Il faut attendre l’installation de Filip Auchère et de sa compagnie les Zonzons, rue Carrand, en 1998, pour renouer avec la tradition des musiciens. S’inspirant des comédies musicales des années 1970, Stéphane Robin, Sylvain Freyermuth et Patrick Guillot composent des mélodies pour les pièces et jouent de nombreux instruments. En 2008, le spectacle La papillote géante rassemble un violoniste, un violoncelliste, un accordéoniste et un percussionniste. Musique assistée par ordinateur, clavier électronique, enregistrements, sampling, mènent Guignol vers la musique actuelle. Dans la lignée des Zonzons, la musique live est au cœur du travail de la compagnie M.A., fondée en 2010 par Emma Utges. Reprises parodiques et compositions originales rythment les spectacles pour enfants et pour adultes. Elle en est parfois le sujet même de l’intrigue comme dans Guignol et Mama swing, qui s’inspire de la rencontre entre Joséphine Baker et Guignol à Lyon dans les années 1930. Les marionnettes s’essaient au jazz, mais aussi au rap ou au beat box, dans une vision résolument moderne.
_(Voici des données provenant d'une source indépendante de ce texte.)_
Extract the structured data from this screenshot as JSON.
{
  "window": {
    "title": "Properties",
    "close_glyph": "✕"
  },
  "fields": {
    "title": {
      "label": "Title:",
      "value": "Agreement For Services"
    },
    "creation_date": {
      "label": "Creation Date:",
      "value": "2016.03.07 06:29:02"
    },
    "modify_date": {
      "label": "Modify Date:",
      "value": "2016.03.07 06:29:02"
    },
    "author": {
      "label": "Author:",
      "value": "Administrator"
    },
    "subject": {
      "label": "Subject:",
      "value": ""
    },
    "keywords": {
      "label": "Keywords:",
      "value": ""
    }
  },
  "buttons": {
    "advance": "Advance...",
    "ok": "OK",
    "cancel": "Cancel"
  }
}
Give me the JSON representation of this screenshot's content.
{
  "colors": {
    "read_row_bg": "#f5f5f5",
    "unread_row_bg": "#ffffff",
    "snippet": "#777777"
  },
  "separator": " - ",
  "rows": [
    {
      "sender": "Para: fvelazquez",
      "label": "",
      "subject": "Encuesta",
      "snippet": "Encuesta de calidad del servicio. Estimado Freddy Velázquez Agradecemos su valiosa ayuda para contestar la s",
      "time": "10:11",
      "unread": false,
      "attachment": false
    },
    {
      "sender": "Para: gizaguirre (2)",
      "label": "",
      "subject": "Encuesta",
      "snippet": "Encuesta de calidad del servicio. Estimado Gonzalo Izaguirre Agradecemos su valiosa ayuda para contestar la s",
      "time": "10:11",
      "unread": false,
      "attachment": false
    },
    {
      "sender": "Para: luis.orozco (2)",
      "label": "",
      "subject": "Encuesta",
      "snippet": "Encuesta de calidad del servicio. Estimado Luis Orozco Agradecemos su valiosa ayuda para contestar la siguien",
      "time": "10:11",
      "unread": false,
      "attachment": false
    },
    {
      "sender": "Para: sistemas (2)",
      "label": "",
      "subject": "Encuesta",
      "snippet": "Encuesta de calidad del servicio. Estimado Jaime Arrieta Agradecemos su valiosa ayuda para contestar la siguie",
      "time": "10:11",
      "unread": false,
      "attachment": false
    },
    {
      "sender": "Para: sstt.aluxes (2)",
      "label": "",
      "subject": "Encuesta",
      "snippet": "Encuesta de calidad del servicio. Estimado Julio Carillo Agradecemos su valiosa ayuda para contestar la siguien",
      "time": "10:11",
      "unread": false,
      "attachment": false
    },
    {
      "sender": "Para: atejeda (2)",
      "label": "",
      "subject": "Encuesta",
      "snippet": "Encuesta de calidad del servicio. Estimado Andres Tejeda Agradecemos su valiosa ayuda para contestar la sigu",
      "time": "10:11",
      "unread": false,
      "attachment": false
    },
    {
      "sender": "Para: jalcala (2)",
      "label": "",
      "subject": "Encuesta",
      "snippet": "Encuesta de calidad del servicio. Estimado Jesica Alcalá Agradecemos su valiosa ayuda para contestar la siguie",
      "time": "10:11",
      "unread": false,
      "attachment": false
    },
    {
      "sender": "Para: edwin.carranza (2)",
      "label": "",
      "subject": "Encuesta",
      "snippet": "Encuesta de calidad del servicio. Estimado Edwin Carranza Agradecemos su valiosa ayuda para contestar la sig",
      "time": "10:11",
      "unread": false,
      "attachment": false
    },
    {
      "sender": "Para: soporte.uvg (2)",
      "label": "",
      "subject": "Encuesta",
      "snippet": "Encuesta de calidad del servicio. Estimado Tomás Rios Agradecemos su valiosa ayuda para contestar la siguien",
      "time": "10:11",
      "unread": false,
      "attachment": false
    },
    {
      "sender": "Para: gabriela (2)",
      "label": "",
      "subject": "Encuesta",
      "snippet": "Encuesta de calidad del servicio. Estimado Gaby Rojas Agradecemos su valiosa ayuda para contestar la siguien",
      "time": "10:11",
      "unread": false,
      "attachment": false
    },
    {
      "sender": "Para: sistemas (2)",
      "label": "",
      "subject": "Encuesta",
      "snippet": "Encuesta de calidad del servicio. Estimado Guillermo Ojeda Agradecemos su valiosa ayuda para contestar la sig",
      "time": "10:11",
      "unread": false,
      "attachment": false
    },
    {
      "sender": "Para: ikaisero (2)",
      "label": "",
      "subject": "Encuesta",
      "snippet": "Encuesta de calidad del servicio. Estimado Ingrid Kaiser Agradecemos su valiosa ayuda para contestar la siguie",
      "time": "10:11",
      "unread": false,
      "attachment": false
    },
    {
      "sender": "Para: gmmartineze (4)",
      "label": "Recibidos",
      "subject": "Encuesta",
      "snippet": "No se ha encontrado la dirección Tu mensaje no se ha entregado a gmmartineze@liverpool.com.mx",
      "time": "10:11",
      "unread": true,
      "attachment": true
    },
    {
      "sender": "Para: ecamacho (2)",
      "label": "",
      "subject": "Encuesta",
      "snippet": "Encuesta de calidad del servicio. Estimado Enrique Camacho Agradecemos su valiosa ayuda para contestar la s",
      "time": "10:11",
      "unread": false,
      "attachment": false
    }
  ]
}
Qu’elle soit acoustique ou numérique, la mélodie donne le tempo du spectacle. Musiciens et marionnettistes dialoguent ensemble, dans une chorégraphie savamment orchestrée. La musique a de multiples rôles dans le théâtre de Guignol. Elle illustre les actions, donne le rythme aux dialogues, distrait lors des changements de décors. Elle suscite aussi les émotions et traduit l’ambiance de chaque scène. Pianistes et violonistes, parfois même un orchestre, se succèdent pour donner aux pièces une musicalité propre au théâtre de Guignol. Grâce à des compositeurs et des arrangeurs, chaque compagnie dispose de son propre répertoire. Au Théâtre Guignol du quai Saint-Antoine, c’est Albert Avon, éditeur de musique et compositeur, qui assure l’orchestration des parodies d’Albert Chanay et crée La Mourguette avec son fils Louis. L’orchestre ne compte pas moins de quinze musiciens et se produit tous les jours de la semaine sauf le dimanche, et ce de 1930 à 1933. Les musiciens jouent traditionnellement devant le public, face au castelet. Ne pouvant voir les marionnettistes, ils s’ajustent à leur jeu, l’oreille suspendue aux répliques et les yeux rivés sur les marionnettes.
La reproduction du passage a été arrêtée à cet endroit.